13.2.2.1 Ambiguous Regular Expressions

The regular expressions of the grammar's terminal symbols must not be ambiguous, i.e. there must not be two regular expressions in a grammar definition that match the same character sequence.

Examples for ambiguous regular expressions are given in table Ambiguous regular expressions.

Ambiguous regular expressions
Regular expression Match
[A-Za-z0-9] and [0-9] Both expressions match a character sequence consisting only of natural numbers: 123, 0333, 98
[A-Za-z0-9] and ERROR | WARNING | INFO Both expressions match the character sequences ERROR, WARNING, INFO and nothing else.
[~(0-9)] and [A-Z] Both expressions match a character sequence consisting of capital letters of the alphabet, e.g. ERROR, LOG, FOLDER but not Line2, A&O

Ambiguous regular expressions lead to problems when Ascolog Insight parses a log. Ascolog Insight displays an error message when it encounters an ambiguous regular expression. If an ambiguous regular expression is detected the one that better describes the character sequences which can occur in a log file should be kept. It is not necessarily a disadvantage when regular expressions are used that are quite general, e.g. [A-Za-z] instead of [A-Z].

When Ascolog Insight analyzes a log the first step is the lexical analysis. In the lexical analysis the goal is to assign character sequences of the log to terminals. If terminals with ambiguous regular expressions are allowed (e.g. [0-9] and [A-Za-z0-9]) the application cannot decide what terminal better matches a character sequence because Ascolog Insight does not know anything about the meaning of the provided information.

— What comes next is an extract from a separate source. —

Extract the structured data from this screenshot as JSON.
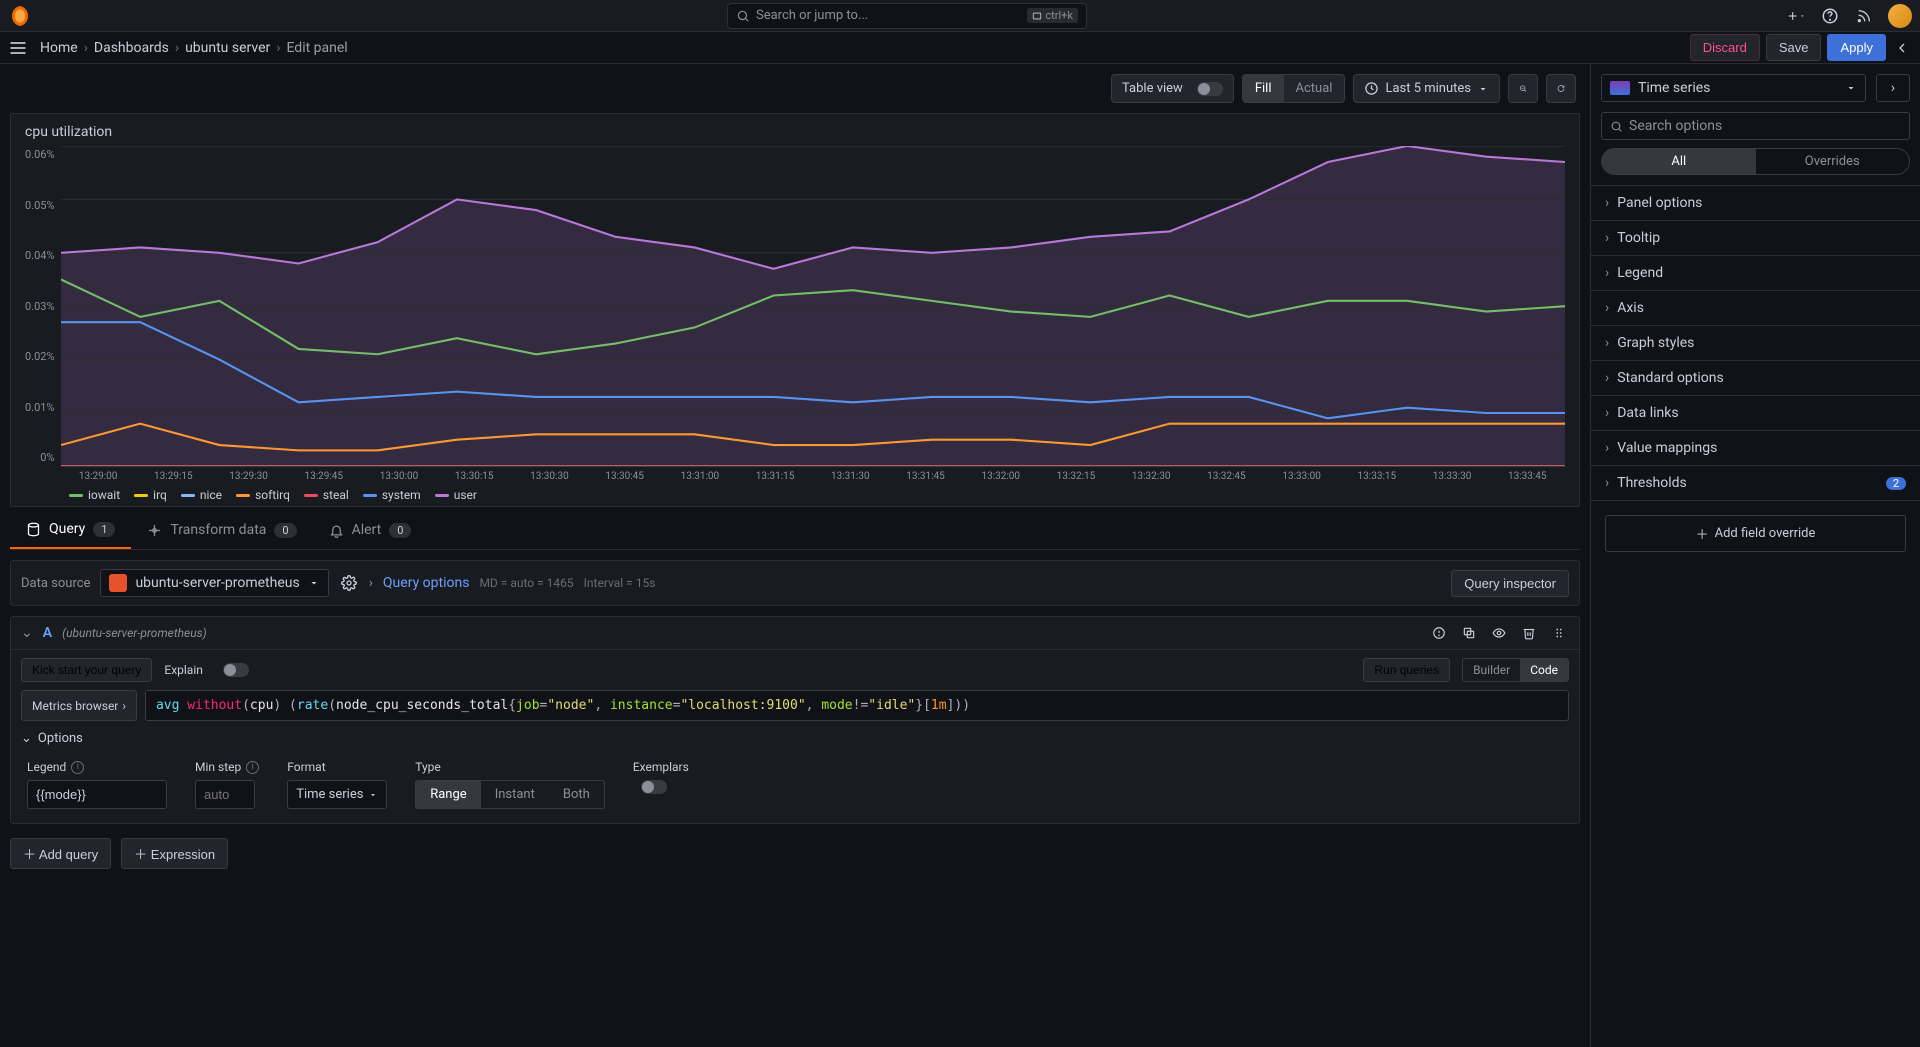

The log records in example Two log records with a hexadecimal code after the timestamp will be used to illustrate the problem with ambiguous regular expressions.

2011-09-30 23:59:14 1234 Setup started.
2011-09-30 23:59:16 AB12 Setup did not complete.

Two log records with a hexadecimal code after the timestamp

The character sequence 1234 from the first log record is both numeric and alphanumeric. If terminals with ambiguous regular expressions are used (e.g. [0-9] and [A-Za-z0-9] the application cannot decide what terminal better matches 1234 because Ascolog Insight does not know the meaning of the provided information (that 1234 is a hexadecimal code). In the next log record the character sequence AB12 occurs which is alphanumeric but not numeric. In order to see the subsequent problems let us assume that Ascolog Insight identifies 1234 as a numeric terminal and AB12 as an alphanumeric terminal. In order to identify the headers of log records Ascolog Insight will have to use production rules in the syntactic analysis which is done after the lexical analysis. Since 1234 was identified as a numeric terminal the production rule <LogRecordType> ::= alphanumericTerminal will not work. As a consequence, this production rule must be replaced by <LogRecordType> ::= alphanumericTerminal | numericTerminal, otherwise the header cannot be correctly identified. This illustrates that ambiguous regular expressions require more complex production rules.